How do we understand the Christian Faith?
(Please note: We hold to the historic faith of the church as expressed in the creeds and confessions, but recognize the need to preach and teach so people can hear and understand their true meaning. We do not wish to merely repeat conventional pieties or the theological slogans of the past.)
- We believe in God
- This means that there is a power and purpose and presence at the heart of existence that cares for us, speaks to us and works in us and in our world.
- We believe in Jesus.
- Jesus was a real human being who lived in Palestine in the 1st century CE.
- From a purely human perspective, Jesus was a spiritual and moral genius with a profound vision into the character and will of God (that transcendent reality at the heart of the universe).
- From a faith perspective, Jesus was the embodiment of this transcendent power. When we see Jesus, we see who God is. When we are encountered by Jesus, we are encountered by God.
- It’s written by human beings not dictated by God.
- Those human beings were “inspired” (Think about the many ways we talk about an artist being inspired. It means their work somehow comes from outside themselves, but at the same time it comes through themselves.)
- Those writers and speakers were shaped by their culture and language – and it is important for us to understand those cultures and languages to understand it properly.
- But these writers and speakers were not bound by their culture. They also transcend it.
- These writings were preserved because their transcendent, inspired message spoke to people. It illumined their lives. It spoke truth. It called them to be better human beings.
- These writings still speak. God speaks to us through this writings to heal, challenge, renew and call us forth into our true humanity.
- The Bible is a library not a book – it is a collection of writings. A book has one perspective; a library is a conversation. (God is big enough and complex enough that a conversation is a better aid to hearing God’s message.)
- We take the scriptures seriously rather than literally.
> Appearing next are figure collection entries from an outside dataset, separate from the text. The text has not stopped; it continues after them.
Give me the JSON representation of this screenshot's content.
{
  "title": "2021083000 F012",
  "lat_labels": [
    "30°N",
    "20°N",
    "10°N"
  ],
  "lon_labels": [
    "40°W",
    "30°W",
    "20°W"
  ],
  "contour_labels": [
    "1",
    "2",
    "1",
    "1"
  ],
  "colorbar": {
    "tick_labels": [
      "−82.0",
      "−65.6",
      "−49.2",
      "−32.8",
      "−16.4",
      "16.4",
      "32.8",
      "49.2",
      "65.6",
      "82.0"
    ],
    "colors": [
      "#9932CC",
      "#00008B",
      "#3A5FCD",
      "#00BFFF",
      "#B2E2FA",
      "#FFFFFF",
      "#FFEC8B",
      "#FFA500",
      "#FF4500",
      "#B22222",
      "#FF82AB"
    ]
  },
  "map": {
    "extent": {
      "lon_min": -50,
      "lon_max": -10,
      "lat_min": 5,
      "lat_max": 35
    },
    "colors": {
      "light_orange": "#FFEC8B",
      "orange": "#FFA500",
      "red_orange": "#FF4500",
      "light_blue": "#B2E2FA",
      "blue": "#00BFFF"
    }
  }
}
This is the way they themselves say they were meant to be taken. (We recognize, for example, that the purpose of the creation accounts in the Bible is to convey the message “you (and all things) were created for a purpose” not to teach us science. We think the question why we are here is much more important, and presents a more profound challenge, than the question how we got here.)
- Faith is trust. Faith is not intellectual assent to a set of ideas, it is the trusting response to a message and an allegiance to the speaker of that message – in this case, God and Jesus.
- We are affiliated with the Lutheran Church (currently the Evangelical Lutheran Church in America – ELCA).
- The name Lutheran comes from Martin Luther, the 16th century German monk whose teaching and preaching led to the movement known as the Reformation.
- A “Lutheran” identity means we think that Luther’s insight into the central message of the scripture was right: The witness of scripture is to a God of grace whose purpose is to heal/save the world (each of us individually and all of us together).
- For Christians shaped by Luther’s insights, worship is about God speaking to us, about being encountered by this voice from the heart of the universe. (This involves preaching, which we care about a lot, but the music, the prayers, etc. are also meant to speak to us.)
- Our worship is sometimes formal and sometimes casual and often both.
- Everybody is welcome
- Children are welcome
- We celebrate communion every week
- Everyone is invited to share in communion if they wish (including children).
- The form of worship doesn’t matter as much as the message of Grace
- Lutherans generally kept the historic form of the church’s liturgy – but changed it to the language of the people (because it is about a message being spoken to us, not a ritual being done for God).
- We think there is value in this historic form of worship. It works to speak to our lives, and it is a helpful reminder that we are not the first and only Christians but part of a community that stretches back through time and around the world.